In 1999, the university selected Ayers/Saint/Gross, a Baltimore-based architectural firm, to help craft a much-needed new master plan for the Homewood campus. The objectives of the plan, drafted in 2000, were to make the campus more aesthetically appealing while still accommodating necessary services and to provide a compass that will guide the look and shape of the university well into the 21st century.

The plan identified three unique zones of the campus: the natural western edge, the classic Georgian core and the higher-density urban zone intermingled with the Charles Village neighborhood. It specified design guidelines, as well as landscape and building implementation strategies consistent with the characteristics of those three zones.

Seven years later, many of the plan's objectives have been realized, well ahead of schedule, and the campus has been literally transformed with new walkways, buildings and entrance points.

Realizing this, the university felt now would be an appropriate time to evaluate the master plan's impact to date and to determine what updates would be needed going into the future. The process of data gathering began in April, and the university will soon be ready to share some of its preliminary observations and findings with division leadership and administration.

This week, the university will host an hourlong town hall meeting at 7 p.m. on Tuesday, Oct. 30, in Charles Commons. The meeting provides a forum to share the university's efforts to date, get input, listen to concerns and ideas, and have a discussion about how the campus can better serve as an asset from a physical planning perspective.

Mark Demshak, the university's director of architecture and planning and a presenter at the town hall meeting, said that now is the time to look at the 2000 plan and the progress the university has made to align it with future opportunities and needs.
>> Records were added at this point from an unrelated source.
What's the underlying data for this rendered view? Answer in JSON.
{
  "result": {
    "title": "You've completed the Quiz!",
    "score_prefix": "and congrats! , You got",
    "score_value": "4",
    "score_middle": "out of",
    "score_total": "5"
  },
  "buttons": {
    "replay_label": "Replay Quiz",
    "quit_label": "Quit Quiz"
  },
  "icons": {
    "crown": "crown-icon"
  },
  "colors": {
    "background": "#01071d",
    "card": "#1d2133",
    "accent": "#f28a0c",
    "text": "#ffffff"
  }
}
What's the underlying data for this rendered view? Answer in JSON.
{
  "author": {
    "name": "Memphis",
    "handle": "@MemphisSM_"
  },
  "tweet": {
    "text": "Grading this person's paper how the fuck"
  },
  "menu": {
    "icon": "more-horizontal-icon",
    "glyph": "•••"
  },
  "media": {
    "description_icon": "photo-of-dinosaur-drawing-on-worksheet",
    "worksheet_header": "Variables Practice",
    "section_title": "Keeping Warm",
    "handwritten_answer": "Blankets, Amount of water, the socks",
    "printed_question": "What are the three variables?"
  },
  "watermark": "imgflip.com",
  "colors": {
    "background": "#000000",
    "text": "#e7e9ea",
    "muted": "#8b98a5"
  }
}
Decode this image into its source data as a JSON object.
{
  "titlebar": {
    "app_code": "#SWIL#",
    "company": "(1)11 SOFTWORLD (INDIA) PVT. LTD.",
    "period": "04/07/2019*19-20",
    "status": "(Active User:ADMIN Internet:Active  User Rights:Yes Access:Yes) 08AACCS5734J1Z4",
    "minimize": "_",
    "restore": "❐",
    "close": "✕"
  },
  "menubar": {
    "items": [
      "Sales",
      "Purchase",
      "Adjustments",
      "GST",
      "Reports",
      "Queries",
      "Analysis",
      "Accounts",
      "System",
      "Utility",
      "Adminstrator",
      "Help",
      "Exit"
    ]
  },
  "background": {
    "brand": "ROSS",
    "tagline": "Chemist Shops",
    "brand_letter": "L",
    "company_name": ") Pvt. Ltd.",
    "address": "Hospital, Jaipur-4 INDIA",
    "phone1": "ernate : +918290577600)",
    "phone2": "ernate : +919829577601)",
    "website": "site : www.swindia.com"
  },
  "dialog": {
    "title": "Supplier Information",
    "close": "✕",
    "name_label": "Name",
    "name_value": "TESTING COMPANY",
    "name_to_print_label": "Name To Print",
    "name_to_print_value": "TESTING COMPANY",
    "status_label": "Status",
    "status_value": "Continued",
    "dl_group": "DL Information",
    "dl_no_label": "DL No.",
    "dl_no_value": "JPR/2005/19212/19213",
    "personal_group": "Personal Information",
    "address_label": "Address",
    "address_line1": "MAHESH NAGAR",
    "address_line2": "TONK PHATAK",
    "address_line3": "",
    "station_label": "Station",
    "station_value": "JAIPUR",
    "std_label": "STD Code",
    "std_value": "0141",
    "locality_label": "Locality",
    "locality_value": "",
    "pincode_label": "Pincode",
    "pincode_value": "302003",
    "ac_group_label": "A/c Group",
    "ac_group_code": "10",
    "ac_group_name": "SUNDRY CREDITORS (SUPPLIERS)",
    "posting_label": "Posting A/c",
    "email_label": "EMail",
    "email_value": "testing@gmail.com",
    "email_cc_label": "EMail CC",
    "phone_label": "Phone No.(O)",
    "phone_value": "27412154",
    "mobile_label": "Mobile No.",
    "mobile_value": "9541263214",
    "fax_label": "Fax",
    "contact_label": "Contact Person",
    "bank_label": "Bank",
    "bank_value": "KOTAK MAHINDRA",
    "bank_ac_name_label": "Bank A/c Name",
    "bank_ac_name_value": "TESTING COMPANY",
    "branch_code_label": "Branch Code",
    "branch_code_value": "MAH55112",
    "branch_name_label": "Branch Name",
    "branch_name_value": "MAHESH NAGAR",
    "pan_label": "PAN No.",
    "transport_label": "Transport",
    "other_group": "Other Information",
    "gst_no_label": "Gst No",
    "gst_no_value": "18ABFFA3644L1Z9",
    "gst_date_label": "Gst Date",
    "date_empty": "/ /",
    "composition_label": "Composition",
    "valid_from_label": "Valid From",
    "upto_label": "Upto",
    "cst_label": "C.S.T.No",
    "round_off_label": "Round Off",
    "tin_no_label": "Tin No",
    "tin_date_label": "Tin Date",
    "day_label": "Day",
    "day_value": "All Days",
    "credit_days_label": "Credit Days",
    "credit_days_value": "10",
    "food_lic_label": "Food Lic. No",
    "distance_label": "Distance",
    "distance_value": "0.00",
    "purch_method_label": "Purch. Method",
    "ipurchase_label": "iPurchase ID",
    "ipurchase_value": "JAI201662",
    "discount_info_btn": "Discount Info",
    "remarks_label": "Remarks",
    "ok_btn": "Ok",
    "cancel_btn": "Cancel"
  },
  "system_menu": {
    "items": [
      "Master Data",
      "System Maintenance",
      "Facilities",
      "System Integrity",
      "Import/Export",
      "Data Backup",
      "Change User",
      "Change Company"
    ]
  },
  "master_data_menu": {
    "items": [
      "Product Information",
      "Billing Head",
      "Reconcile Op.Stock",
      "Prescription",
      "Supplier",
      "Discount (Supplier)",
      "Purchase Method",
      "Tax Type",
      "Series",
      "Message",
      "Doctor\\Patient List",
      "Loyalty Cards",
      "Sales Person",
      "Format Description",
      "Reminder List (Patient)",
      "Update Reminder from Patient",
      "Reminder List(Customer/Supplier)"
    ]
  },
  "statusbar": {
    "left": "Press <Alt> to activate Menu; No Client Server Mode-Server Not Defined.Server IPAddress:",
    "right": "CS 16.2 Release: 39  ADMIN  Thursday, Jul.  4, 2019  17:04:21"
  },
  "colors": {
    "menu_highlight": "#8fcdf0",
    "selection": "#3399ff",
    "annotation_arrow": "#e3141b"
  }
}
"We want to look at the studies we've done, property we've acquired, buildings completed, evaluate all the work of the past seven years. Then we'll take a step back and see how all of this gets incorporated into this updated plan," Demshak said. "We also want to look at all the lessons learned from implementing these projects and consider the original goals and objectives. How have they changed, and what needs to be considered going forward?"

The updated plan's four guiding principles are to make sustainable and efficient use of natural and built systems, preserve ultimate capacity through strategic use of height and density, maintain investment in the aesthetic character of the campus and strengthen relationships throughout Greater Homewood. The revised plan will likely deal with issues related to capacity, sustainability, circulation, the arts and student needs.

In order to guide the direction of the updated plan, Demshak said that the university will continue to gather information during the next several months and meet with members of the campus community and area residents. He said that he expects the final plan to be drafted by early spring 2008.